El Museo Romántico Can Papiol       

          Tras estar cerrado durante unos años, este simpático museo volvió a abrir sus puertas en 2011 (cuando, por fin, encontraron la llave, que llevaba perdida un montón de tiempo). Es una casa señorial de fines del siglo xviii, que conserva los muebles, los elementos decorativos y las telarañas de la época.

          Éste es un edificio IMBCIL (Inmueble Municipal y Bien Cultural de Interés Local). Era el hogar de un comerciante que se enriqueció fabricando una nueva y revolucionaria variedad de carquiñoles de almendras (en las que no echaba almendras en absoluto). Sus descendientes lo vendieron por dos perras gordas a la Diputación de Barcelona (vendieron el edificio, no a su antepasado, el comerciante). La Diputación se lo quitó de encima en cuanto pudo, cediéndole la custodia a los del Ayuntamiento de Villanueva y la Geltrú, para que el techo se les hundiera a ellos.

          Tras su restauración, ha quedado una casa con habitaciones que se pueden visitar, porque si no se pudieran visitar estaríamos hablando de una birria de museo. Hay una entrada, por la que los visitantes pueden acceder al museo y también salirse, si lo que ven no les gusta. Una sala de espera —decorada con papel pintado donde se ven piñas tropicales, algunas de ellas boca abajo— da acceso a un despacho en el que se muestra un retrato de un señor que puede ser Jacinto Verdaguer, Lluís Companys o bien cualquier otro individuo.

          En la alcoba, de estilo Imperio, hay una mesita en la que reposa una palangana de porcelana con incrustaciones de nácar. En la sala de música se puede admirar una vitrina en la cual se guardan una armónica, un arpa de boca y un silbato de árbitro de fútbol. El salón de baile está dominado por una gran araña de cristal que no se cae, pero que da la impresión de que puede hacerlo en cualquier momento, lo que provocaba que los bailarines que usaron el salón se movieran más deprisa para acabar pronto el baile y quitarse de debajo.

          Hay también un salón de billar con una mesa de ping-pong, una sala de baño, un dormitorio pequeñito, tres capillas, un cuarto de plancha, una despensa, un granero, una bodega, un pasillo que no lleva a ningún sitio en especial y un cuarto para jugar al julepe.

          El jardín crea un ambiente romántico y reumático, por sus abundantes fuentes. Una de ellas se encuentra rematada por una escultura de Hércules, en mármol de Carrara, haciendo aguas menores encima de algunos tritones, el muy cochino. También hay un lago con lirios, nenúfares y otras flores más cursis todavía.

 

Museo del Ferrocarril de Cataluña

          Este peculiar Museo del Ferrocarril se caracteriza porque en él no hay ningún ferrocarril, sino tan sólo pinturas de muchos artistas conocidos. Sin embargo, como Villanueva y la Geltrú ya cuenta con otro museo donde se exhiben cuadros, las autoridades prefirieron dar a este museo pictórico otro nombre distinto, en pro de la variedad.
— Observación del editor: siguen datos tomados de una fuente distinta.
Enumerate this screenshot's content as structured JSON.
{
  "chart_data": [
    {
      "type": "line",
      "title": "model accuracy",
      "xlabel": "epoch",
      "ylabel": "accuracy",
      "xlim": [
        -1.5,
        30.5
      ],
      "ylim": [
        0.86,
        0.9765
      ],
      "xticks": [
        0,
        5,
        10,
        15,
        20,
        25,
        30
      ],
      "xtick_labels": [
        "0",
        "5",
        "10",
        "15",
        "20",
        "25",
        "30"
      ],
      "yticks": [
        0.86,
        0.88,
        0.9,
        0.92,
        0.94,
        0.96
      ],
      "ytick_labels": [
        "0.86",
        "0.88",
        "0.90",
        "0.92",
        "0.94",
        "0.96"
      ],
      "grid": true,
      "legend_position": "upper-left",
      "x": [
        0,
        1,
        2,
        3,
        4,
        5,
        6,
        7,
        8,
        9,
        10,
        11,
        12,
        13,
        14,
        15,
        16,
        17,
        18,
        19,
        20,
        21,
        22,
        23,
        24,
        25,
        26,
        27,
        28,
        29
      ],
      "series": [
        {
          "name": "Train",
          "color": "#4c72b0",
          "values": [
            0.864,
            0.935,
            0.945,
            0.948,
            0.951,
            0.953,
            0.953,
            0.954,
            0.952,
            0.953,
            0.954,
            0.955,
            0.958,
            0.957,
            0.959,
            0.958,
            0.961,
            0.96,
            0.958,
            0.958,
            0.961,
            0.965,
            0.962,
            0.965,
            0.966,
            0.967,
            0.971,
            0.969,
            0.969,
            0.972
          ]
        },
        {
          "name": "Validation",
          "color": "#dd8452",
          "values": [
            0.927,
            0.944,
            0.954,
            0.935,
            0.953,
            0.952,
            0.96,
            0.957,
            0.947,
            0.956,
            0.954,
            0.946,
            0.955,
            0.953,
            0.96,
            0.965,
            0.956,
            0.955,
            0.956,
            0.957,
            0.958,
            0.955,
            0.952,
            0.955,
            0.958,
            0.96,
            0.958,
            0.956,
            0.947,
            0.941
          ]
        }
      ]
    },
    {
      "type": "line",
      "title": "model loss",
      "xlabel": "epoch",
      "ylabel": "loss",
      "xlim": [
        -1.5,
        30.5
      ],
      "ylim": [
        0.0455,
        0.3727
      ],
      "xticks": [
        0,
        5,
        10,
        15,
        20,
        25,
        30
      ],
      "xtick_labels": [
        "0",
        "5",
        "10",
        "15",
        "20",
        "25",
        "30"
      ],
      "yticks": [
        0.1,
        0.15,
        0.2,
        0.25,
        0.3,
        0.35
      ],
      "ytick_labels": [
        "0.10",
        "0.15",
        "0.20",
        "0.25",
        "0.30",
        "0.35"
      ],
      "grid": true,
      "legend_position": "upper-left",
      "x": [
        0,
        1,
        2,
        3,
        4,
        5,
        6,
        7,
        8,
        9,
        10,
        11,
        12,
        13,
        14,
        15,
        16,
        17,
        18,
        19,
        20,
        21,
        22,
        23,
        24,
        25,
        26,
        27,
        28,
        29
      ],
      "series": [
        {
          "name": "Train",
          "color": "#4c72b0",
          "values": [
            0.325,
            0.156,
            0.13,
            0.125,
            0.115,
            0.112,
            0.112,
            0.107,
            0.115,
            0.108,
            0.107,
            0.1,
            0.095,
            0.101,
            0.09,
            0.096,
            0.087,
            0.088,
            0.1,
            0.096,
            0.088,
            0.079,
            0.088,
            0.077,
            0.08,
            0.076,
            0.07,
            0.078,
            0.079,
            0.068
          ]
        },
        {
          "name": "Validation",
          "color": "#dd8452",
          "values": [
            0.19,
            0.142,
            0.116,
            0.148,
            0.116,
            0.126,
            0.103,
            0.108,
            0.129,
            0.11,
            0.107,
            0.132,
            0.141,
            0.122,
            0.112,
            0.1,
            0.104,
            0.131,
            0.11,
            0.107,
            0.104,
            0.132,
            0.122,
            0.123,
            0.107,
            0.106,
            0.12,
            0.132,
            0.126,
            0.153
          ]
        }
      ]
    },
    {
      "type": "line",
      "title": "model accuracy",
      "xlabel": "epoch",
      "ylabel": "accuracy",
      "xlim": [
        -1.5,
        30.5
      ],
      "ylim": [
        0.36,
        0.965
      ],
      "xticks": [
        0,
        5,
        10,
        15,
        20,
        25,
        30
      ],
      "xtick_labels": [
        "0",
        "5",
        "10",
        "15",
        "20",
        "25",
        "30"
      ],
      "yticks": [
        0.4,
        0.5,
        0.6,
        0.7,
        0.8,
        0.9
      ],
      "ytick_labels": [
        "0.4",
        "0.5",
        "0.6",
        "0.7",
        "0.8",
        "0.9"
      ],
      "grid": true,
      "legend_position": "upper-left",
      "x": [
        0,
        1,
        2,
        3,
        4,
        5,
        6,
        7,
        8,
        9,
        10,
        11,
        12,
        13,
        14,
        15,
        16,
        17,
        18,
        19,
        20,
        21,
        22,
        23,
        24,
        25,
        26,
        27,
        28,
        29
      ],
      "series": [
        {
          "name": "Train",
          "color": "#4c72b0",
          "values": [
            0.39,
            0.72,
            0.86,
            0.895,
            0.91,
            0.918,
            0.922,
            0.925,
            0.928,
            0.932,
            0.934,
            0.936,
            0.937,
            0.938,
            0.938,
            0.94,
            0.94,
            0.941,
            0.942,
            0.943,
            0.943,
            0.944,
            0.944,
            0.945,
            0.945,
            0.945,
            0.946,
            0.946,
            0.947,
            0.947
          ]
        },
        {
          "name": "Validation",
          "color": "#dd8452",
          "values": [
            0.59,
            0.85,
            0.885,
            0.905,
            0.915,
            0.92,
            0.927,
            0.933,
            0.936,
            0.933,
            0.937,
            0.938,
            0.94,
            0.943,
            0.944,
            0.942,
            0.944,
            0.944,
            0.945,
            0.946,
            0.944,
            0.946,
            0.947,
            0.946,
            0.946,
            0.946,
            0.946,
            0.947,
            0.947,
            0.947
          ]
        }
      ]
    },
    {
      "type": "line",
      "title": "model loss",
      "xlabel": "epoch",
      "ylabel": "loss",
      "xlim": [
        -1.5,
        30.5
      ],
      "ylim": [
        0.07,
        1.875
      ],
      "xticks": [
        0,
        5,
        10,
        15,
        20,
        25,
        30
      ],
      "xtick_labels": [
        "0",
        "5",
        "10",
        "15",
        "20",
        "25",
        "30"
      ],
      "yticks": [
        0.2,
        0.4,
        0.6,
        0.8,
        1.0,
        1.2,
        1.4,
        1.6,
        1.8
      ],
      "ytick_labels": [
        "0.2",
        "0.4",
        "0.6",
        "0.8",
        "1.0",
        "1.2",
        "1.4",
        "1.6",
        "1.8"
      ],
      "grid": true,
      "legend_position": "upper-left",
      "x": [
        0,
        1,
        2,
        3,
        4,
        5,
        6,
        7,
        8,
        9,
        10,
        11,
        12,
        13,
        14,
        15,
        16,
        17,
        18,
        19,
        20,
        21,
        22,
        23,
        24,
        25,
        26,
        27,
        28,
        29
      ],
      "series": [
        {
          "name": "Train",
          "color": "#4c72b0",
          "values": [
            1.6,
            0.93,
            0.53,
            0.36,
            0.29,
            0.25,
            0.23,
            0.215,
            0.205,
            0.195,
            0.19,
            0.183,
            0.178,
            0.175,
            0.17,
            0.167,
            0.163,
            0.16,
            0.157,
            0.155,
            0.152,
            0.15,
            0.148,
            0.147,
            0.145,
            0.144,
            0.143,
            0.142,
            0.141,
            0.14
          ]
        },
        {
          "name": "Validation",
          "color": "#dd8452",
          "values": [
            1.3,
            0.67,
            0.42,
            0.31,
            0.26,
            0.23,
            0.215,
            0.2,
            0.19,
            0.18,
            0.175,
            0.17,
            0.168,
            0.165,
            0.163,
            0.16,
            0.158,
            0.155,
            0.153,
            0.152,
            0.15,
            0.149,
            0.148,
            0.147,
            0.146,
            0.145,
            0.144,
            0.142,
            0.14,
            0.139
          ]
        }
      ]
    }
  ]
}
          Los cuadros son realmente preciosos: hay marinas de agua dulce y salada, paisajes bucólicos y no tan bucólicos, bodegones con comida putrefacta, retratos de solteronas ricas con cara de bruja y lienzos con manchones posmodernos, de todas las formas y tamaños. Y, lo que es mejor: estos cuadros están pintados con colores, lo que los hace aún más llamativos y alegres que si hubieran sido todos en blanco y negro.

          El museo cuenta con una tienda donde puedes comprar diversos objetos y en donde se te da también la opción de no comprarlos si no te apetece hacerlo, lo cual es casi preferible.